Rebuilding your infrastructure, one building block at a time, to get to cloud?

Do you have the right infrastructure to meet your business demands as you step into or adapt to your changing business climate needs? How will your workload needs change near-term and longer term within your IT strategy? How will you adopt or modify your cloud strategy? What is a multi-cloud journey?

Rebuilding used to sound like “rip and replace” but now there is a way to refresh your infrastructure and leverage underutilized resources with a more optimal approach: one that can increase your ROI and help you deploy the cloud you want.

Furthermore, depending on your current strategy and how widely spread out it is, you may already be seeing inconsistent operations and inflexible applications, siloed data in a public cloud or some of your app development in different native clouds. Is there an option to help consolidate and unify disparate workloads, clouds, and processes into a common environment?

Yesterday’s cloud, or even the cloud from five years ago, has radically changed and that may be affecting your current strategy. The steady bills, increased costs, and lack of visibility into a public cloud, as well as the types of workloads you are running there, may be steering you into a cost analysis and looking for options.

On-premise used to be more popular, but it’s coming back and in a big way because of the flexibility and operational control, not to mention the inherent security (from hardware, infrastructure security to data policy security to privacy and other compliance standards processes) offered from your own infrastructure.

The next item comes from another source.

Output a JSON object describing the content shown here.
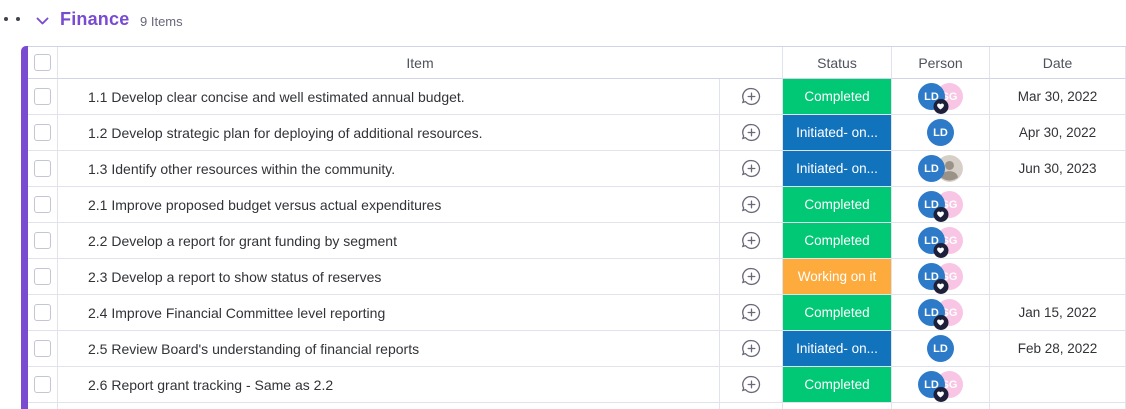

Plus, many of your workloads may now have ample horsepower to be run on-premise, in a Capex model which can enable the cost savings and control you are looking for, versus an Opex model and public cloud consumption.

This approach can reveal significant cost savings over the sometimes surprisingly large bills from an elastic cloud. With the advent of private cloud such as VMware Cloud Foundation (VCF) for some of your application development and workloads, you now have an option to consolidate and unify disparate workloads and processes into a common environment. VCF also allows you a mechanism to integrate with your other public clouds and cloud native apps.

The next question is what the foundation is to use in VCF. Dell EMC Cloud Validated Designs are a great option enabling you with choice for building your own or other consumption model. This portfolio now encompasses PowerEdge MX and the new PowerEdge rack servers based on the AMD processors, providing more choice as to how you can deploy your on-premise cloud without losing sight of the ability to move workloads across your public clouds.

An added function to VCF is the Composability service. The composable era for cloud infrastructure has started, allowing you to assign compute and storage resource pools for your workloads and virtual machines. Dell EMC PowerEdge MX and its management function, OpenManage Enterprise – Modular Edition, fully integrate the Redfish API, to enable composability, which can reduce your siloed and legacy infrastructure into one that is much more flexible, consistent operationally, and on a consistent infrastructure you already know how to support. You now have the means to compose and recompose storage infrastructure on-the-fly, within a flexible, scalable cloud infrastructure built on PowerEdge.

VCF is a solid platform option to help you establish your multi-cloud strategy as well as steadily unify your operations into a common view. Naturally, as your cloud strategy changes and you determine which workloads run best where, you will be more agile for your business to keep up with changing business demands. Rebuilding an infrastructure to enable your cloud strategy is not as daunting anymore, as you have a partner and a PowerEdge foundation to help you on your cloud journey.